Henry, on the other hand, is larger than life, and Kevin Kline throws himself fully into the role--literally, as it happens, when the character dances. Henry isn't particularly nice. He doesn't much like women, and is adamantly against sex. He describes himself as, "somewhere right of the Pope." His apartment is cluttered and filthy. He's ethically-challenged and teaches Louis how to scam tickets to the opera and urinate in public. He is not the best role model. And, yet, that is exactly what he becomes, introducing Louis to the concept of "the extra man."
Henry's lifestyle is sustained by squiring wealthy elderly woman to their dinners and art openings and vacation homes. And it is Kline's innate charm, despite the character's flaws, that makes him believable in the role. It is also Kline's over-the-top performance that drives the film's humor. His line readings are priceless, and you simply can't help but laugh at his antics. In fact, a day after seeing the film, I dissolved into tears trying to describe him attempting to wipe his fleas onto a Yorkshire terrier. Who does that?

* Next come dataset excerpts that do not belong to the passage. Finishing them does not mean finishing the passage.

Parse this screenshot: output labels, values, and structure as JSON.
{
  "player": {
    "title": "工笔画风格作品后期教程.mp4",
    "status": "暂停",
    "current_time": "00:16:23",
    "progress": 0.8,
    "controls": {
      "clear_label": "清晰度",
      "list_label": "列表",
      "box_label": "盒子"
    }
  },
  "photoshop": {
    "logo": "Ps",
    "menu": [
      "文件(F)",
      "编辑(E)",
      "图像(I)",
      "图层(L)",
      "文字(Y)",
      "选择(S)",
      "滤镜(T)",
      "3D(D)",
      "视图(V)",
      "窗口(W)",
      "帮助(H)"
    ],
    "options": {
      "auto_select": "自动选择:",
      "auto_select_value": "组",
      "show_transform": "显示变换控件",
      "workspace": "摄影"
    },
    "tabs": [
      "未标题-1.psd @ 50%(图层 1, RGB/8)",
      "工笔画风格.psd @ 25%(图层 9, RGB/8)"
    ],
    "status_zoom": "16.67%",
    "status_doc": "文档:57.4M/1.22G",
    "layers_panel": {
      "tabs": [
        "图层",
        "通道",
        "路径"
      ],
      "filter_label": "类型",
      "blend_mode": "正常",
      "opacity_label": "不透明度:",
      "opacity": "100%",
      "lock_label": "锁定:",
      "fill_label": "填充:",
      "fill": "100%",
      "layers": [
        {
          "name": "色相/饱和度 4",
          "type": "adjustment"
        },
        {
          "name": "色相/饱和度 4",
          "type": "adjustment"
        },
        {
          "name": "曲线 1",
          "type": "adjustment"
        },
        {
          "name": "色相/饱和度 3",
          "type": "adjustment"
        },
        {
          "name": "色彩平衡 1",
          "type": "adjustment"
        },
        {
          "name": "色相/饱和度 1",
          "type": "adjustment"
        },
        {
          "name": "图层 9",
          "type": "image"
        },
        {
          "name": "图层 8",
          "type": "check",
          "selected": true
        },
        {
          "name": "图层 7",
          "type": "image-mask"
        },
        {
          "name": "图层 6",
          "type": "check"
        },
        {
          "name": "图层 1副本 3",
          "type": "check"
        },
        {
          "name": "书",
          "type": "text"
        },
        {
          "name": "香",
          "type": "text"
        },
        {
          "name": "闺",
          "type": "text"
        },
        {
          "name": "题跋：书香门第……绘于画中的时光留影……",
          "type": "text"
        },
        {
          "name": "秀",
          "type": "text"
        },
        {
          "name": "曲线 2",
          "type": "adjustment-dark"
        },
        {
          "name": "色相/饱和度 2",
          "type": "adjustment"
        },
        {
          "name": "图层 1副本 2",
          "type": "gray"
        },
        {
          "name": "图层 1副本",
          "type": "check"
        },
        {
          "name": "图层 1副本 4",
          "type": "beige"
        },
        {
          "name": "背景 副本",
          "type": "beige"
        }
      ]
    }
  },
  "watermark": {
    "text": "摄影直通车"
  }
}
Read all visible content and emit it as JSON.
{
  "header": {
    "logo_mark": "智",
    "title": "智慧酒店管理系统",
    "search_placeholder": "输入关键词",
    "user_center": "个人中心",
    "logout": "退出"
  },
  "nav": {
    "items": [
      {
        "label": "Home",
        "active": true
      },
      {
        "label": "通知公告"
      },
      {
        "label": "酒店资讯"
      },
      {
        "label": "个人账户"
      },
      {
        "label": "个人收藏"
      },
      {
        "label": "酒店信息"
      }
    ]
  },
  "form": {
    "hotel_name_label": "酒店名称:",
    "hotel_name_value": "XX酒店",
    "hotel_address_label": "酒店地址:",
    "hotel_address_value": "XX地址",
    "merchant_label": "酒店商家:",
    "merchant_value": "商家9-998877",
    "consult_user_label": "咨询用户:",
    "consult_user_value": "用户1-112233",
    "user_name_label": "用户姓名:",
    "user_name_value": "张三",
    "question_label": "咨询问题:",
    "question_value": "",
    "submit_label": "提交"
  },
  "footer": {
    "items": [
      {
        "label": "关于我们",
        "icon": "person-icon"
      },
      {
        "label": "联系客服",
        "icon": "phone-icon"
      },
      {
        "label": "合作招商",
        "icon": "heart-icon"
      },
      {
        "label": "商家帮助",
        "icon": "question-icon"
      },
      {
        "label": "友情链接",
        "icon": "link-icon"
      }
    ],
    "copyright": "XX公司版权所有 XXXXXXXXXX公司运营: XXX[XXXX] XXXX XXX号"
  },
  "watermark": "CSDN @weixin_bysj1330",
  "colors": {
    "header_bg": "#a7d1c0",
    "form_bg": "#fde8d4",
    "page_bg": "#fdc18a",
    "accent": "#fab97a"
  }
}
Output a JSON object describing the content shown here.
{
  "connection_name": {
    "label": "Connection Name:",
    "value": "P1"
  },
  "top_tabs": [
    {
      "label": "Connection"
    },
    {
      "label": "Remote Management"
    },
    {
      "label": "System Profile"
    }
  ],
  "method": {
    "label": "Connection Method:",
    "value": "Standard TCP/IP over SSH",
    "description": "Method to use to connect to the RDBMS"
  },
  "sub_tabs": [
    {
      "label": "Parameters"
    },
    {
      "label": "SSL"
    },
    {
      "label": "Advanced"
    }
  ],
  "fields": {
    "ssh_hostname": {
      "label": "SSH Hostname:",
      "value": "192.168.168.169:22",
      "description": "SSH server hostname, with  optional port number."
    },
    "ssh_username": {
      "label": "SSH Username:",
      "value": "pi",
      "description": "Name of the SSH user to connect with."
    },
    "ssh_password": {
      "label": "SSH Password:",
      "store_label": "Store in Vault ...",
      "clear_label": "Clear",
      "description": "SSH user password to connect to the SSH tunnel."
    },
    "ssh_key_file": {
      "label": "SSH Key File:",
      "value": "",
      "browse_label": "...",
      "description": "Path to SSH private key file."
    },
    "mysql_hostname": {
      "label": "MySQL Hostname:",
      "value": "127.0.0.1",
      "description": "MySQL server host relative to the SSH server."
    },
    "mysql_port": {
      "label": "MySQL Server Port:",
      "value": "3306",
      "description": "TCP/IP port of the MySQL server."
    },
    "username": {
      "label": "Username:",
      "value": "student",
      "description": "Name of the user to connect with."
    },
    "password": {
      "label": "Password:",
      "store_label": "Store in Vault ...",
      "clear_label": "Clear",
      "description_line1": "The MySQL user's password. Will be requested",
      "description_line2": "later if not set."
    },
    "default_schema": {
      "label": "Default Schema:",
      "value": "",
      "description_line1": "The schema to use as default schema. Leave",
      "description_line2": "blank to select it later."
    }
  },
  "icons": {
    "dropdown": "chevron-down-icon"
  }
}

This isn't a mainstream film, and it won't appeal to every viewer. The humor is smart, edgy, strange, sophisticated, physical, and just weird. But I laughed long and loud. The performances (many by New York stage actors) were excellent, and Kevin Kline's alone is worth the price of admission. Not every joke lands, and parts of the film are uneven, but I never knew what would happen next. I think The Extra Man will find its audience among fans of Wes Anderson's quirky, charismatic films. It deserves to find an audience. Take a break from formulaic summer fare and give it a chance.